Un habitat spatial, aussi appelé colonie spatiale ou colonie orbitale, est une station spatiale qui est une installation permanente plutôt qu'un relais orbital ou autre installation spécialisée. Ce pourrait être une « ville » dans l'espace, où une population pourrait vivre, travailler et fonder des familles. Aucun habitat spatial n'a encore été construit, mais beaucoup de concepts ont été développés avec un degré variable de réalisme par aussi bien des ingénieurs que des auteurs de science-fiction.

Histoire[modifier | modifier le code]

Motivation[modifier | modifier le code]

La création d'habitats permanents dans l'espace relève en 2015 de la fiction. Il n'existe pas à cette date de raisons objectives qui pourrait motiver la création d'habitats permanents dans l'espace :

  • les travaux de recherche (biologie) se satisfont de séjours plus ou moins longs mais temporaires ;
  • les expériences réalisées dans les stations spatiales n'ont pas confirmé l'intérêt d'usines spatiales bénéficiant de la micro gravité ;
  • aucune poussée démographique ne justifie la création d'un habitat spatial, même en spéculant sur un progrès considérable des techniques nécessaires et un abaissement important des coûts de lancement ;
  • aucune menace provenant de l'espace (prévision de chute d'astéroïde,...) n'a généré un effort technologique et financier susceptible de permettre l'émergence du savoir-faire nécessaire.

Principaux problèmes et leurs solutions[modifier | modifier le code]
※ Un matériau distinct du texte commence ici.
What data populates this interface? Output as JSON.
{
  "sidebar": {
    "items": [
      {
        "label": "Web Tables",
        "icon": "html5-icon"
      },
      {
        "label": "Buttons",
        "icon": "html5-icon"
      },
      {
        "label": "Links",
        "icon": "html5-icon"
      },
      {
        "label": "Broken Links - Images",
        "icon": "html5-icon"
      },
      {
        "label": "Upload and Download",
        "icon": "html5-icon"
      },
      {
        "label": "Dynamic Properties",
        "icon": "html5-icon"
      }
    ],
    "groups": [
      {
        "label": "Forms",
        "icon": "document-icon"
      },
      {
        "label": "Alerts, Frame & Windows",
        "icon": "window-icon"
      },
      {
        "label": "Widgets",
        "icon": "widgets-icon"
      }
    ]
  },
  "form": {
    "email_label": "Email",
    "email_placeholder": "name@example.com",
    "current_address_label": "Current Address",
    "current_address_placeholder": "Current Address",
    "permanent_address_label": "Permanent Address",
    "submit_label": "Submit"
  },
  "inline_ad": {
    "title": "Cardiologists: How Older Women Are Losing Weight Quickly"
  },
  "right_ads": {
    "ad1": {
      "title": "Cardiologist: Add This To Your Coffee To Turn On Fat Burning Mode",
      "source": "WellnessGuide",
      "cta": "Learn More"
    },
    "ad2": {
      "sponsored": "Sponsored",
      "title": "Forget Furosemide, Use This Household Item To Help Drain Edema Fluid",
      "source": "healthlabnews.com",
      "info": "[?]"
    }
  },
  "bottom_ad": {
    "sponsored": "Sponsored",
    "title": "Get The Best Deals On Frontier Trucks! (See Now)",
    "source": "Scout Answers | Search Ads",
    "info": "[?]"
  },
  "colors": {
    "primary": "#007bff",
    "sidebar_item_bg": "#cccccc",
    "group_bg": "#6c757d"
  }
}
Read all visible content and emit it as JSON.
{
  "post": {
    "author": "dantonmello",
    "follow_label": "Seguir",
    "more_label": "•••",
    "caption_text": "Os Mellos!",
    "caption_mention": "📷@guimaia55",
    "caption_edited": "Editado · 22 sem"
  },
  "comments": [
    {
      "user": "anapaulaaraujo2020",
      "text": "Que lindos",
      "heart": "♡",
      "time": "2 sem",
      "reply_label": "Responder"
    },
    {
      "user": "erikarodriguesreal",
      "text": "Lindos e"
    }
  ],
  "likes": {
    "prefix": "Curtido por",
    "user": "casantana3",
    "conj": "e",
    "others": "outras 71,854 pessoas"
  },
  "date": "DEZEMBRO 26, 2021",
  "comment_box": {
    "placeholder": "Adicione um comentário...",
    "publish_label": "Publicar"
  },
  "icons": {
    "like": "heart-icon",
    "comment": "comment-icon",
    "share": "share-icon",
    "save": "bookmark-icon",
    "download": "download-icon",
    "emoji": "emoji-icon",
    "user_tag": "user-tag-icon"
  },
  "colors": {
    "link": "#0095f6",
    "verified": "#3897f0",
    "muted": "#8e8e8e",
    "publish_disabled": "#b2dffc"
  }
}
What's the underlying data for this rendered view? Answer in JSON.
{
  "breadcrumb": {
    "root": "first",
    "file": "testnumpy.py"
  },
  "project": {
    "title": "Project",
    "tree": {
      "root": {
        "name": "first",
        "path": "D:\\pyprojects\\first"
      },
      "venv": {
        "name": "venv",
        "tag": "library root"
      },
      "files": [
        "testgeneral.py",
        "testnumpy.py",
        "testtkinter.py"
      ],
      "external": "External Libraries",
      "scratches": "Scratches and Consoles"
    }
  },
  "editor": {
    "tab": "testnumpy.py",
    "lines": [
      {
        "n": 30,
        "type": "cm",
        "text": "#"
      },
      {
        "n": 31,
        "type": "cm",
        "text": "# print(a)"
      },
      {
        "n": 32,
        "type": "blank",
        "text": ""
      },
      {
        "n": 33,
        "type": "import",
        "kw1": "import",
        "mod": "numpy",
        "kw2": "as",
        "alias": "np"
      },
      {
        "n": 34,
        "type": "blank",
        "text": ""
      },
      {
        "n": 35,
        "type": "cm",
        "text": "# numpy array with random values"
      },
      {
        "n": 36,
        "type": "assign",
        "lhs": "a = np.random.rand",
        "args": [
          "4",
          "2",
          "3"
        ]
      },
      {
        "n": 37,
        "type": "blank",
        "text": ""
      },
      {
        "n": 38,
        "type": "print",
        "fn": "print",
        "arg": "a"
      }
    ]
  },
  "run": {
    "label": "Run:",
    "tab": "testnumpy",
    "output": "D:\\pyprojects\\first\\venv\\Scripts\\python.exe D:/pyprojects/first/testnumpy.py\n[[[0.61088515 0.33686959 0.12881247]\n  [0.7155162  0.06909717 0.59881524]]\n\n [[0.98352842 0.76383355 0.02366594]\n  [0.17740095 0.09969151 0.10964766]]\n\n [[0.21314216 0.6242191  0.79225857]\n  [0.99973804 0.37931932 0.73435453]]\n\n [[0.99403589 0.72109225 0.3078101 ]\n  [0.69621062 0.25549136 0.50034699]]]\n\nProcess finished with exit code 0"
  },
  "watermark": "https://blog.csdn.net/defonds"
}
  • Radiations: les rayons cosmiques représentent un danger certain pour la vie humaine en dehors d'une atmosphère planétaire, les rayons gamma sont le principal danger car ils sont très pénétrants (1cm de plomb ou 6 de béton sont nécessaires pour en réduire de moitié l'intensité) et l'apports de telles quantités de matières massives en orbite est un problème technique de taille.
  • Autosuffisance : un habitat orbital signifie un milieu qui devras pratiquement évoluer en vase clos. De ce fait, tout le contenu organique devra être parcimonieusement recyclé. Au niveau de la nourriture, la culture hydroponique alliée aux OGM pourraient offrir une production suffisante pour être viable. L'eau et l'air devra aussi être recyclé continuellement. Cela signifie aussi que tout le système de survie sera basé sur un équilibre très précis à ne pas dérégler: croissance démographique ou perte de matière dans l'espace sont à éviter à tout prix.
  • Affaiblissement métabolique: si l'humain n'est plus soumis à la gravitation/accélération gravifique (9.81 m/s² pour la Terre), sa masse osseuse et musculaire diminue progressivement. Cet effet a été observé dés les premiers voyages spatiaux, quand les scientifiques ont fait subir une batterie de tests aux astronautes pour établir leur bilan de santé. Pour remédier à ce problème, il faut soit inclure plusieurs heures de sports et exercices, soit entretenir une gravité artificielle semblable à celle de la Terre (en accélérant/déccélérant ou via un modèle de centrifugeuse (voir Tore de Stanford)).
  • Impact psychologique: l'enfermement dans des espaces exigus, la proximité des autres et l'absence de cycles habituels (jour/nuit, saisons...) ont des effets qui ne sont pas encore complètement établis sur le long terme. Des moyens simples peuvent créer l'illusion de jours et de nuits (intensité et longueur d'onde de la lumière) mais la claustrophobie, la paranoïa, l'apathie et d'autres troubles mentaux ont de fortes chances de se produire. Les expériences qui tendent à faire cohabiter des personnes dans un espace restreint montrent toute ce genre de déviance à des stades de gravité variable.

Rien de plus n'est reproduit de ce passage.